The results were as follows:
Respiratory alkalosis was obserbed on arterial blood in Group I, and at the same time, acid base balance of mixed vonous blood suggested the sign of anoxic state in tissue. While in Group II, mixed venous blood showed metabolic acidosis which means more severe anoxic state in tissue than in Group Ⅰ. From the changes in Pco2 of arterial and mixed venous in Group Ⅱ, in severe anoxic anoxia, development of respiratory acidosis was considered in addition to metabolic acidosis.
In both groups, sodium was delivered from intracellular, to extrcellular space, and though movement of potassium was not significant in Group Ⅰ, it was clearly seen in Group Ⅱ that potassium was flowed out from intracellular to extracellular space.
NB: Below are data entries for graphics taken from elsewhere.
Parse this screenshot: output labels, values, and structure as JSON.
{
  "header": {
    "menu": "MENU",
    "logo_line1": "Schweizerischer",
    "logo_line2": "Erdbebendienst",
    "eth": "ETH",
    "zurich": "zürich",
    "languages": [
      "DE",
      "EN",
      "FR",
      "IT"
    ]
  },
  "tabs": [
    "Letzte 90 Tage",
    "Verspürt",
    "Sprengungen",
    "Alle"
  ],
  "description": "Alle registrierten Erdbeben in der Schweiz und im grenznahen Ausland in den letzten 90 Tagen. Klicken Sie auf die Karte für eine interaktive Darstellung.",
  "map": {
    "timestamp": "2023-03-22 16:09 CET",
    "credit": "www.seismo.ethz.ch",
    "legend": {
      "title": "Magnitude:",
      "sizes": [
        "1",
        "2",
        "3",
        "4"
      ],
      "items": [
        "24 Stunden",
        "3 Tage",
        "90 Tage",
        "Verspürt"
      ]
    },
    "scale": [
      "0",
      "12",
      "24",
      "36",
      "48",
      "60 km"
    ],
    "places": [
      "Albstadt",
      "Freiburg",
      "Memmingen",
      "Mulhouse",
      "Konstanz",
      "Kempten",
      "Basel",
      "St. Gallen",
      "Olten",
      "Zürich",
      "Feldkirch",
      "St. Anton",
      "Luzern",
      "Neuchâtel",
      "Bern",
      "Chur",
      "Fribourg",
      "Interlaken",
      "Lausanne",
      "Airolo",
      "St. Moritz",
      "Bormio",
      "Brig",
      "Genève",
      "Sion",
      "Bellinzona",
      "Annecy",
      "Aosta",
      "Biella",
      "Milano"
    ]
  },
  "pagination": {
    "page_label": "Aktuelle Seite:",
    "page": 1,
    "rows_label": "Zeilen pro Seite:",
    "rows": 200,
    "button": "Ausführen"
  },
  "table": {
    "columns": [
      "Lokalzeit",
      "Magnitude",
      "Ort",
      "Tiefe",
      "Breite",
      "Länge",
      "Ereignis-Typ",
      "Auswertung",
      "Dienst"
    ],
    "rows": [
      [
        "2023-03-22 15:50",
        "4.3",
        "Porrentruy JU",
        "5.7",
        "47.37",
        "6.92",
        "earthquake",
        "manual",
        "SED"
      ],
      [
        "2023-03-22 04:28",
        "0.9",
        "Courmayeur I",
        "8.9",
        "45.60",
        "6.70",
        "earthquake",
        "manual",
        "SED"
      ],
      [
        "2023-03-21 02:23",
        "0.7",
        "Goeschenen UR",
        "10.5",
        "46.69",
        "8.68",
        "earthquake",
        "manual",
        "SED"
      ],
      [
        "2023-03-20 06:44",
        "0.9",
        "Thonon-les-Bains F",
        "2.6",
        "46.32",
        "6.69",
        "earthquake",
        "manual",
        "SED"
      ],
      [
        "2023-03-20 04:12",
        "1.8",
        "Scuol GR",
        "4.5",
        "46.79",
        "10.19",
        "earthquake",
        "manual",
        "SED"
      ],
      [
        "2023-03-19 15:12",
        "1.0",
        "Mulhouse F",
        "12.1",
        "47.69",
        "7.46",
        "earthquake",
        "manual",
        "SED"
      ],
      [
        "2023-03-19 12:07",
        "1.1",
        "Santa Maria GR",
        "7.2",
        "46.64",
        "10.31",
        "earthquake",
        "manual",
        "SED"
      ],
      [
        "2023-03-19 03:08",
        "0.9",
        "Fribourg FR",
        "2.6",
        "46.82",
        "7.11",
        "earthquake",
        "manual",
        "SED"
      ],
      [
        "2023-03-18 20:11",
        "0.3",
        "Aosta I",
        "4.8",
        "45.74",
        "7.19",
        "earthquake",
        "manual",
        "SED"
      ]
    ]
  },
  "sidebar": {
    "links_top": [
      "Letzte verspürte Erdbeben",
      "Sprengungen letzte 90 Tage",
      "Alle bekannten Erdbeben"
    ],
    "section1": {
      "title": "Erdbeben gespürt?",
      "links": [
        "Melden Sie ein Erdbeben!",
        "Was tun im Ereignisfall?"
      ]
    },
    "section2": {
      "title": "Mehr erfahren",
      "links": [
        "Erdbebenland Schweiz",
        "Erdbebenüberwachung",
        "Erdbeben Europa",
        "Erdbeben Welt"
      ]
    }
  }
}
Urinary pH, GFR, RPF and renal excretion of sodium and potassium were indreased in Group I, while in Group Ⅱ, these changes were reversed and also urinary volume and excretion of chlorid were decreased. Tubular reabsorption of sodium was slightly increased and that of bicarbonate was decreased in Group Ⅰ but in Group Ⅱ, sodium and bicarbonate reabsorption were increased.
Cardiac output and pulmonarry artery pressure were increased in both groups. Changes in renal venous pressure was insignificant in Group Ⅰ, but slightly elevated in Group Ⅱ. Renal O2 consumption was increased in Group Ⅰ, but decreased in Group Ⅱ. Difference of arterio-venous CO2 content was decreased in Group Ⅰ, but not significant in Group Ⅱ.
From these results, it is emphasized that anoxia may be one of important causes of edema in clinical conditions.